In "Five Billion Vodka Bottles to the Moon", Shklovsky recalled his visit to Philip Morrison, who in 1959 had co-authored with Cornell University colleague Giuseppe Cocconi the paper in Nature magazine which marks the beginning of the modern search for extraterrestrial life, and their discussion of such issues. Bitter over Soviet anti-semitism, of the five pioneer investigators of the field, Cocconi, Morrison, Cornell University's Frank Drake (of the 1961 Project Ozma and the Drake equation), Sagan, and Shklovsky, Shklovsky was quite aware of sharing his Jewish identity with Sagan. Indeed, Sagan's Jewish heritage was also Ukrainian Jewish.

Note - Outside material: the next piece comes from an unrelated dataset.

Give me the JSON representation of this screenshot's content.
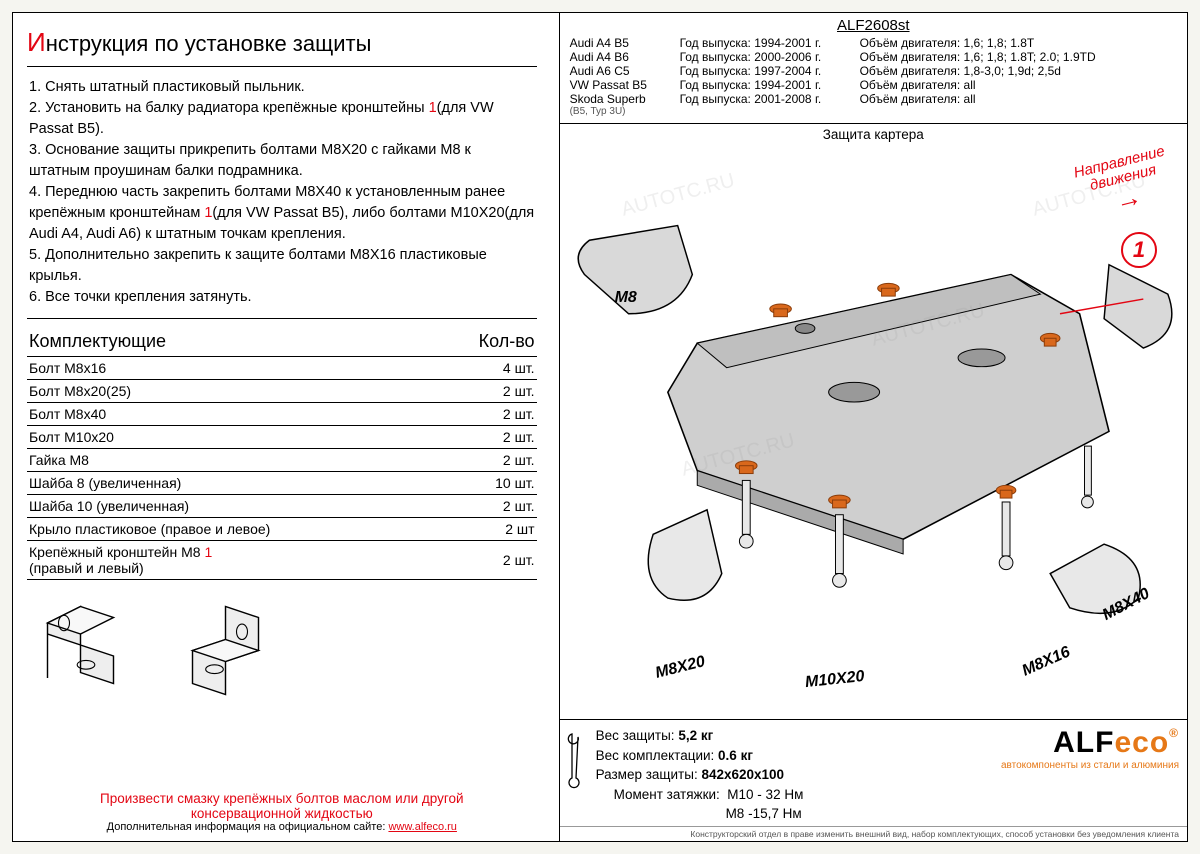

He was known for his sharp wit and extreme likability. Colleagues in the astronomy department at the University of California, Berkeley, remember fondly his visit there in the 1970s. Well known for his Intelligent Life in the Universe, he was asked by a graduate student if UFO sightings are as common in the Soviet Union as in the United States. "No," he replied. "In this area the Americans are far more advanced than us."

== Bibliography ==
- I.S. Shklovsky: Cosmic Radio Waves, Cambridge, Harvard University Press, 1960
- I.S. Shklovsky: Вселенная, жизнь, разум (Universe, Life, Intelligence), Moscow, USSR Academy of Sciences Publisher, 1962
  - Revised and extended English translation of this book, coauthored with Carl Sagan, was first published in 1966, under the name Intelligent Life in the Universe, one of the latest reissues was published in 1998 by Emerson-Adams Press (ISBN 1-892803-02-X)
- I.S. Shklovsky: Physics of the Solar Corona, Pergamon Press, Oxford, UK, 1965
- I.S. Shklovskii, Supernovae, New York: Wiley, 1968
- I.S. Shklovsky: Stars: Their Birth, Life, Death, San Francisco, 1978, ISBN 0-7167-0024-7
- I.S. Shklovsky: Five Billion Vodka Bottles to the Moon: Tales of a Soviet Scientist, W.W. Norton & Company, 1991.